- 株式会社マナボ
- ディレクター Growth Hacker
- 塚本 洸介
SQLさえ書ければOK!ビッグデータを無料でグラフ化、数値分析を楽にする「Re:dash」
今回のソリューション:【Re:dash(リダッシュ)】
〜OSS「Re:dash」でアプリ・サービスサイトの数値情報を可視化し、ビジネスサイドのみで重要数値の取得から分析までを可能にした事例〜
Webサービスのディレクターは数値が気になるものだ。サイトへの来訪者数、この前打ったキャンペーンの成果、A/Bテストの結果など、知りたい数字を挙げればきりがないだろう。しかし、ディレクター個人が知りたい数字をその都度エンジニアに依頼していると、エンジニアの工数を圧迫してしまう。
BIツールの導入はひとつの手だが、いかんせん費用が高いことが多い。それでは、Webサービスを提供するスタートアップ企業はどうしたらいいのだろうか。
スマホ家庭教師「mana.bo」の開発、運用を行う2012年創業の株式会社マナボでは、無料のデータ可視化ツール「Re:dash(リダッシュ)」を活用することで、数値分析フローを大幅に効率化することに成功したそうだ。
その運用の前提には、ビジネスサイドのメンバー全員がSQLを扱うことができるという、同社の高いITリテラシーの水準がある。同社でディレクター兼グロースハッカーとして活躍する塚本 洸介さんにお話を伺った。
▼SQLさえ書ければビッグデータを無料でビジュアライズできる「Re:dash」
▼SELECKにおけるBigQueryとRe:dashの活用事例も公開中!
教育サービスの「王道」を行くマナボにジョイン
2012年に新卒でワークスアプリケーションズに入社し、eコマースに関わっていました。ただ、組織が大きくなって制度化が進んできたので、新しいチャレンジがしたいと思って新天地を探していました。
いくつか企業を見た中で、教育は最もITが進んでいない分野だと思っていたのと、マナボのサービスが教育の中でも王道を行っていると感じたので、2015年4月からジョインしました。
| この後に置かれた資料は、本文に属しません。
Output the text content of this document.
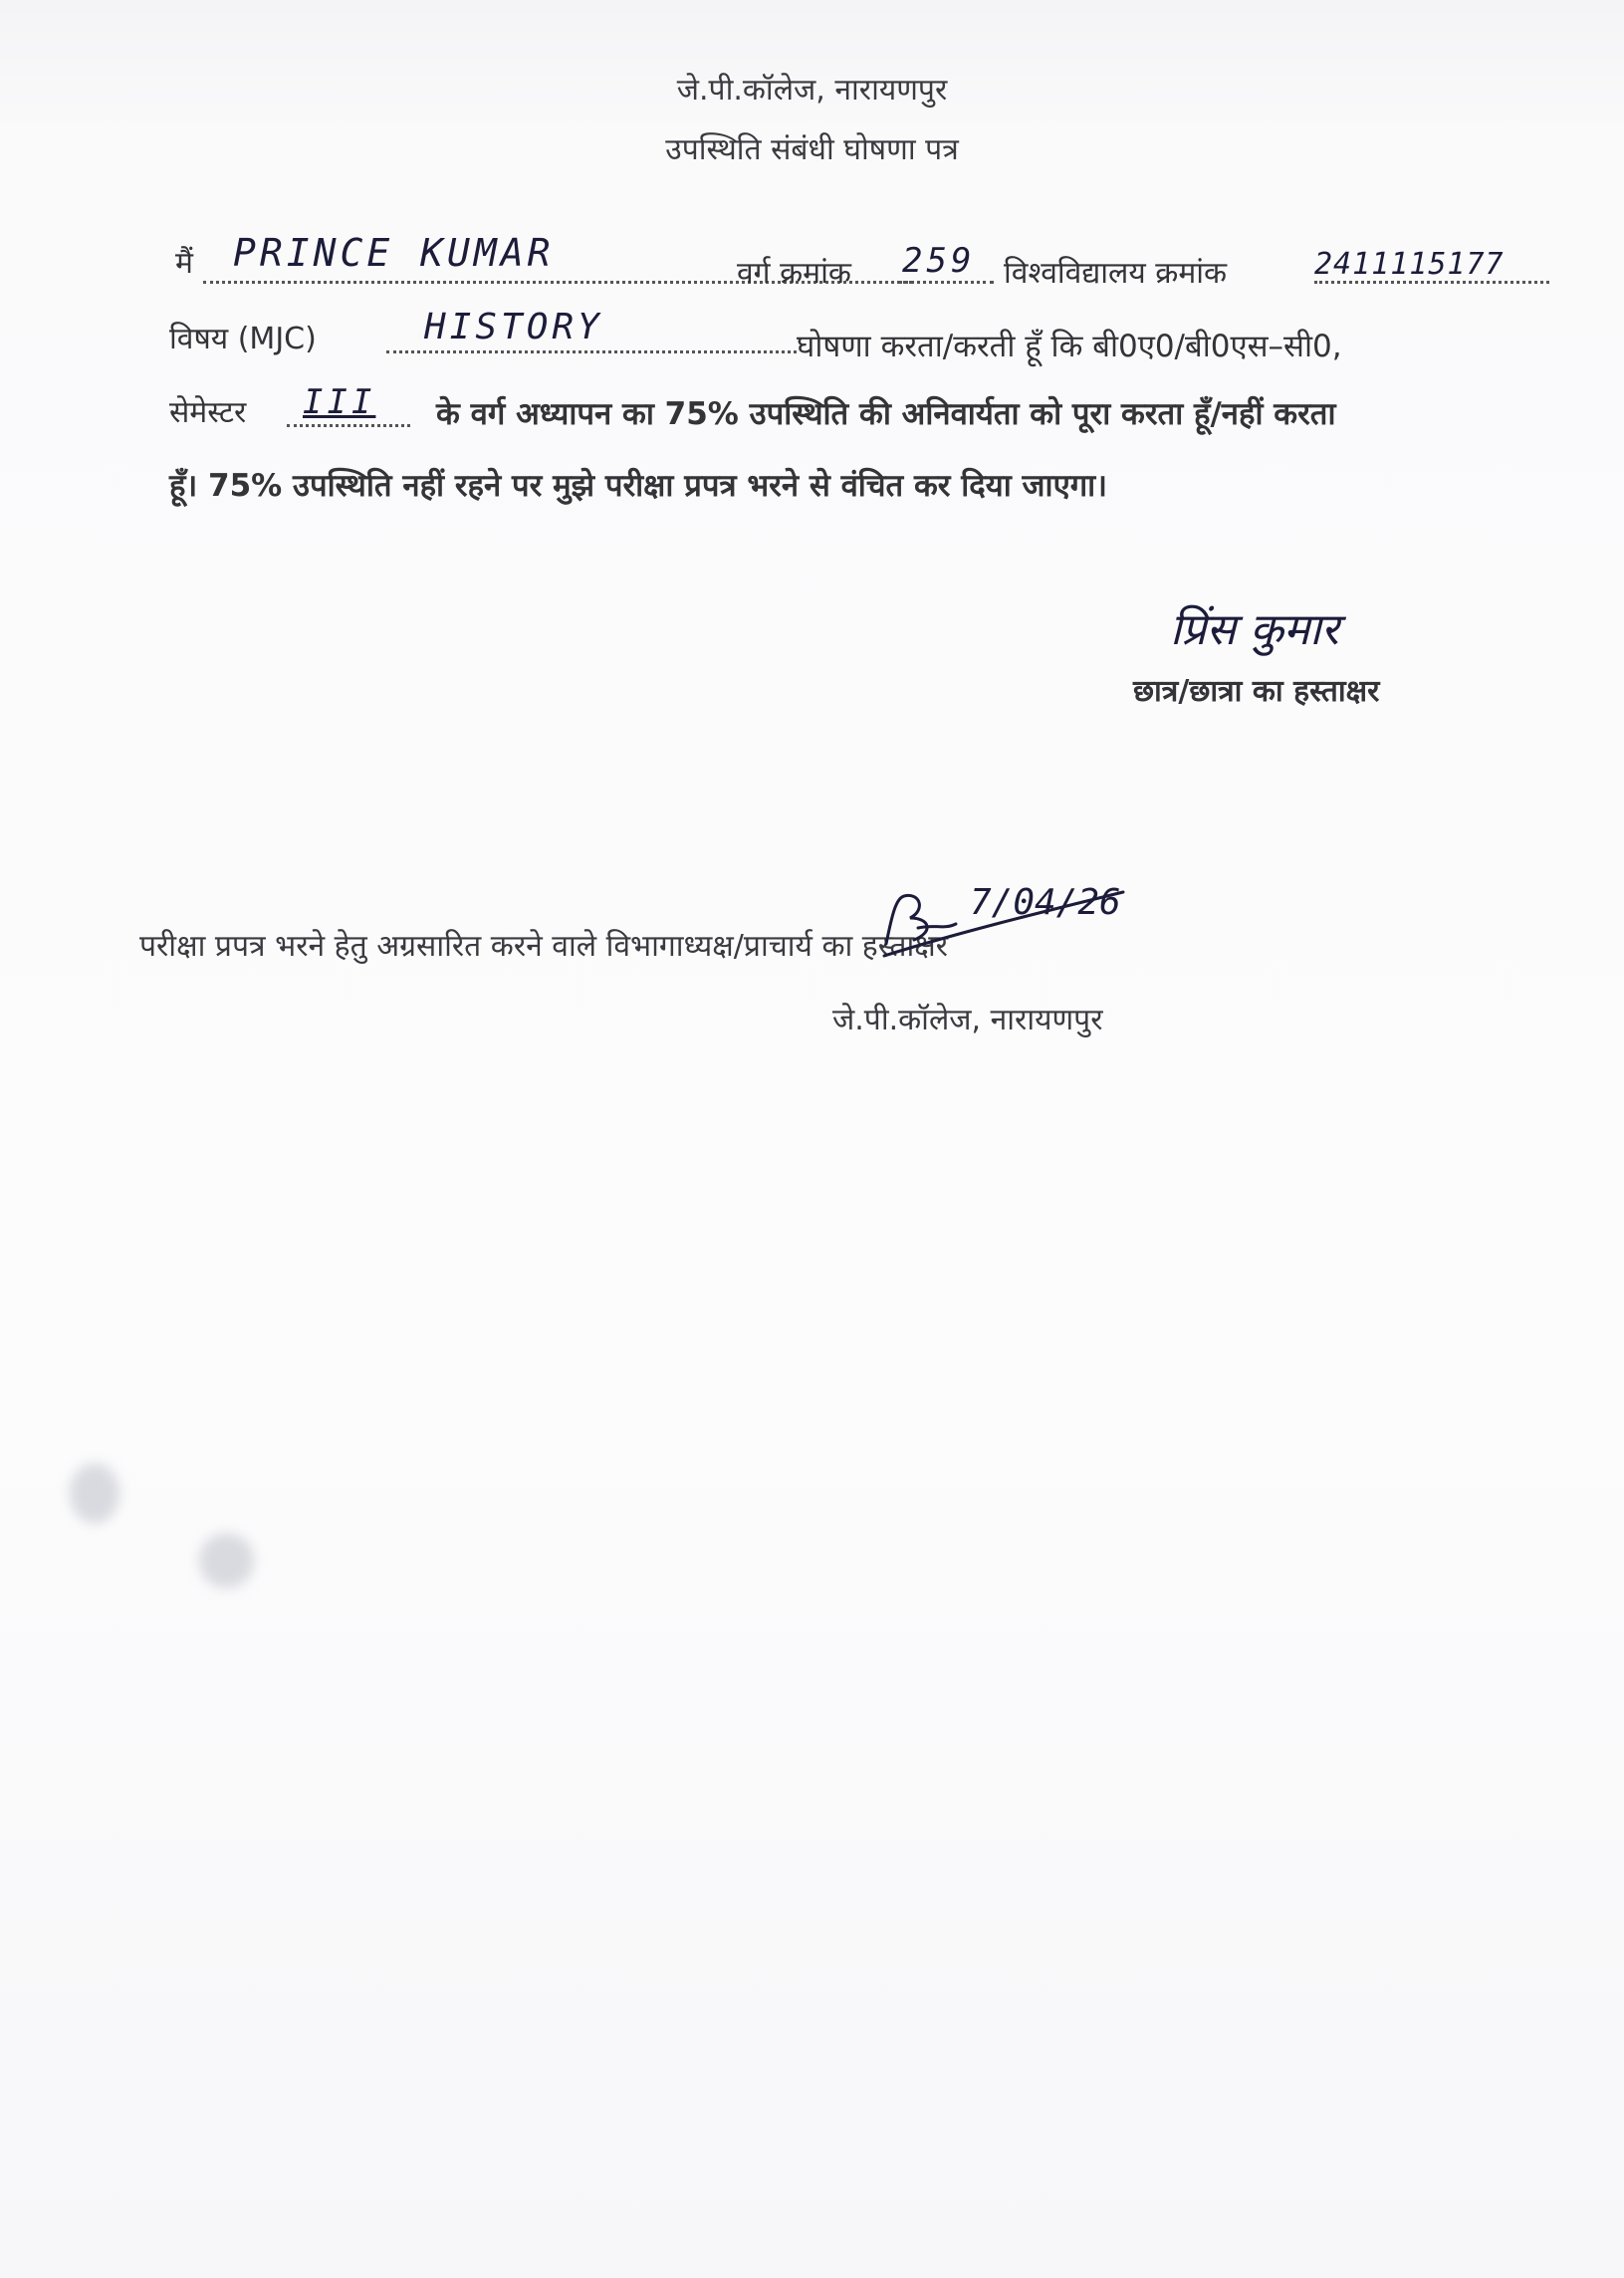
जे.पी.कॉलेज, नारायणपुर
उपस्थिति संबंधी घोषणा पत्र
मैं PRINCE KUMAR	वर्ग क्रमांक 259 विश्वविद्यालय क्रमांक	2411115177
विषय (MJC)	HISTORY	घोषणा करता/करती हूँ कि बी0ए0/बी0एस–सी0,
सेमेस्टर III के वर्ग अध्यापन का 75% उपस्थिति की अनिवार्यता को पूरा करता हूँ/नहीं करता
हूँ। 75% उपस्थिति नहीं रहने पर मुझे परीक्षा प्रपत्र भरने से वंचित कर दिया जाएगा।
प्रिंस कुमार
छात्र/छात्रा का हस्ताक्षर
परीक्षा प्रपत्र भरने हेतु अग्रसारित करने वाले विभागाध्यक्ष/प्राचार्य का हस्ताक्षर
7/04/26
जे.पी.कॉलेज, नारायणपुर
現在は、ディレクターとしてビジネスサイドを担当していて、主に数値分析を担当しています。
サービスサイトの数値取得が大変 数値確認にタイムラグが発生
弊社はスマホ教育サービス「mana.bo」を運営しています。そしてサービス改善のために、生徒からの質問回数、ログインしている先生の数、質問に対して立候補した先生の数といった指標を、いくつか取得して分析するようにしています。
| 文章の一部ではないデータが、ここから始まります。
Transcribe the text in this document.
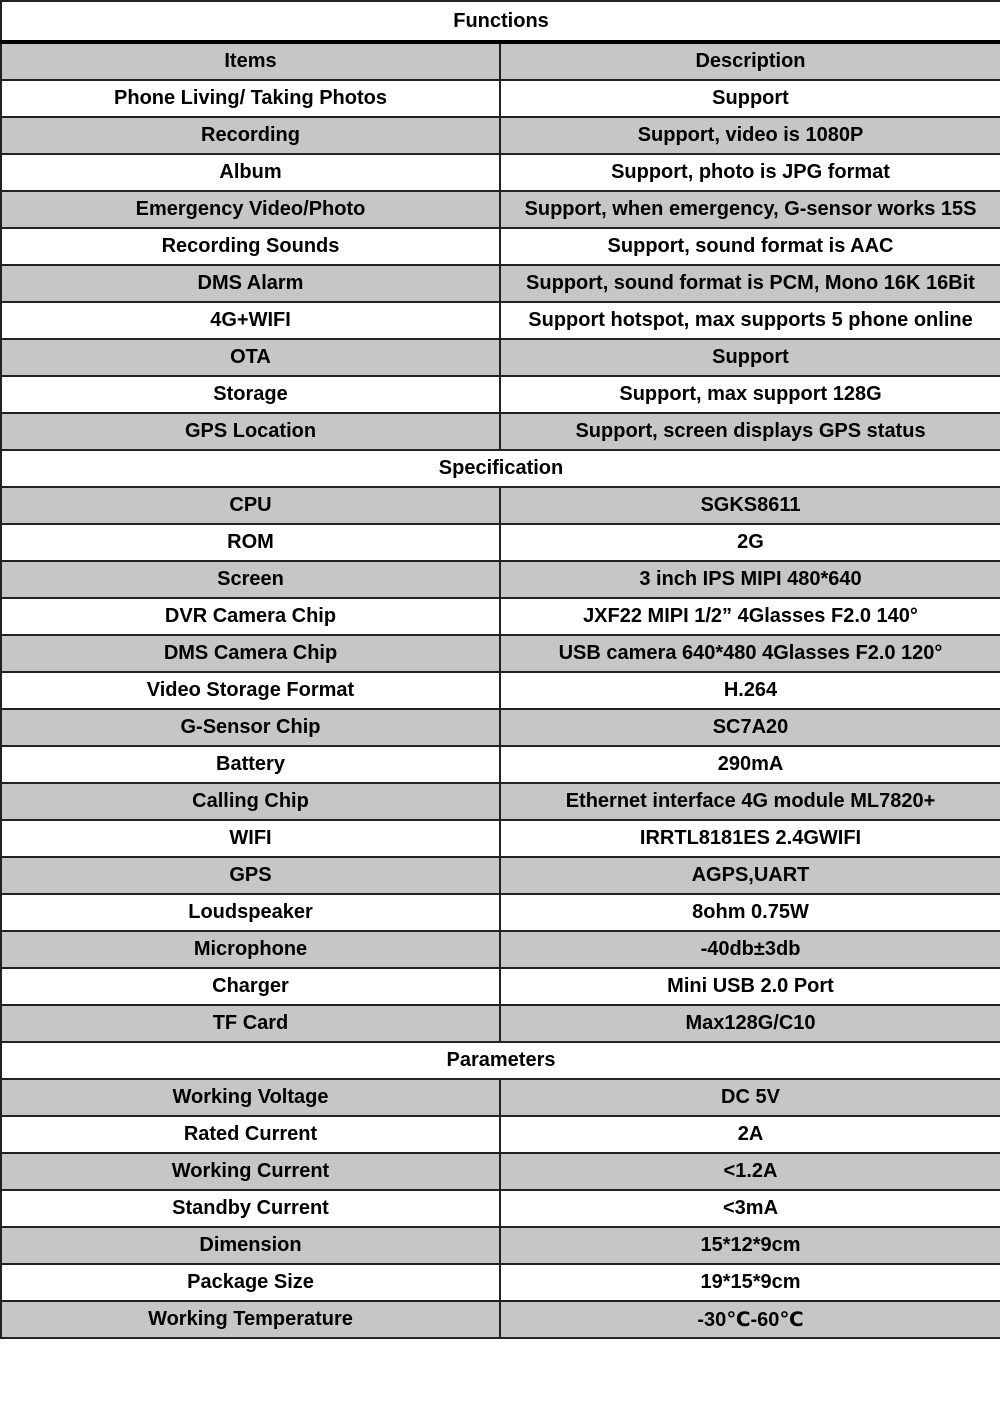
Functions	
Items	Description
Phone Living/ Taking Photos	Support
Recording	Support, video is 1080P
Album	Support, photo is JPG format
Emergency Video/Photo	Support, when emergency, G-sensor works 15S
Recording Sounds	Support, sound format is AAC
DMS Alarm	Support, sound format is PCM, Mono 16K 16Bit
4G+WIFI	Support hotspot, max supports 5 phone online
OTA	Support
Storage	Support, max support 128G
GPS Location	Support, screen displays GPS status
Specification	
CPU	SGKS8611
ROM	2G
Screen	3 inch IPS MIPI 480*640
DVR Camera Chip	JXF22 MIPI 1/2” 4Glasses F2.0 140°
DMS Camera Chip	USB camera 640*480 4Glasses F2.0 120°
Video Storage Format	H.264
G-Sensor Chip	SC7A20
Battery	290mA
Calling Chip	Ethernet interface 4G module ML7820+
WIFI	IRRTL8181ES 2.4GWIFI
GPS	AGPS,UART
Loudspeaker	8ohm 0.75W
Microphone	-40db±3db
Charger	Mini USB 2.0 Port
TF Card	Max128G/C10
Parameters	
Working Voltage	DC 5V
Rated Current	2A
Working Current	<1.2A
Standby Current	<3mA
Dimension	15*12*9cm
Package Size	19*15*9cm
Working Temperature	-30℃-60℃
そういった数値を社内のダッシュボードで確認できるようにしているのですが、以前は毎回プログラムを書き、数値を取得して表示していたんですね。なので、ビジネスサイドから数値を取る要望が出る度に、エンジニアがコードを書いて、デプロイして閲覧できる状態を作らなければなりませんでした。
特に新しい施策を打ったときは測定すべき数値が多くあるので、その度にエンジニアに依頼が行くという感じになっていました。
ビジネスサイドとしては自分で数値を見たいときにすぐアクセスしたいという欲求があったのですが、それにエンジニアサイドが応えられない部分もありました。というのも、エンジニアはとにかくタスクが山積みで、リソースはどこまでいっても足りない状況なので…。開発の優先度の関係から、どうしても数値の取得は後回しになってしまうことが多々あったんです。
また、忙しい中でやっとコードを書いてもらってもバグが発生することもありました。日々数字を見ているビジネスサイドが「何かこの数字おかしくない?」と突っ込んで、よくよく確認すると間違っていた、という感じで。結果的に、正しい数値を見られるまでにタイムラグが発生してしまっていました。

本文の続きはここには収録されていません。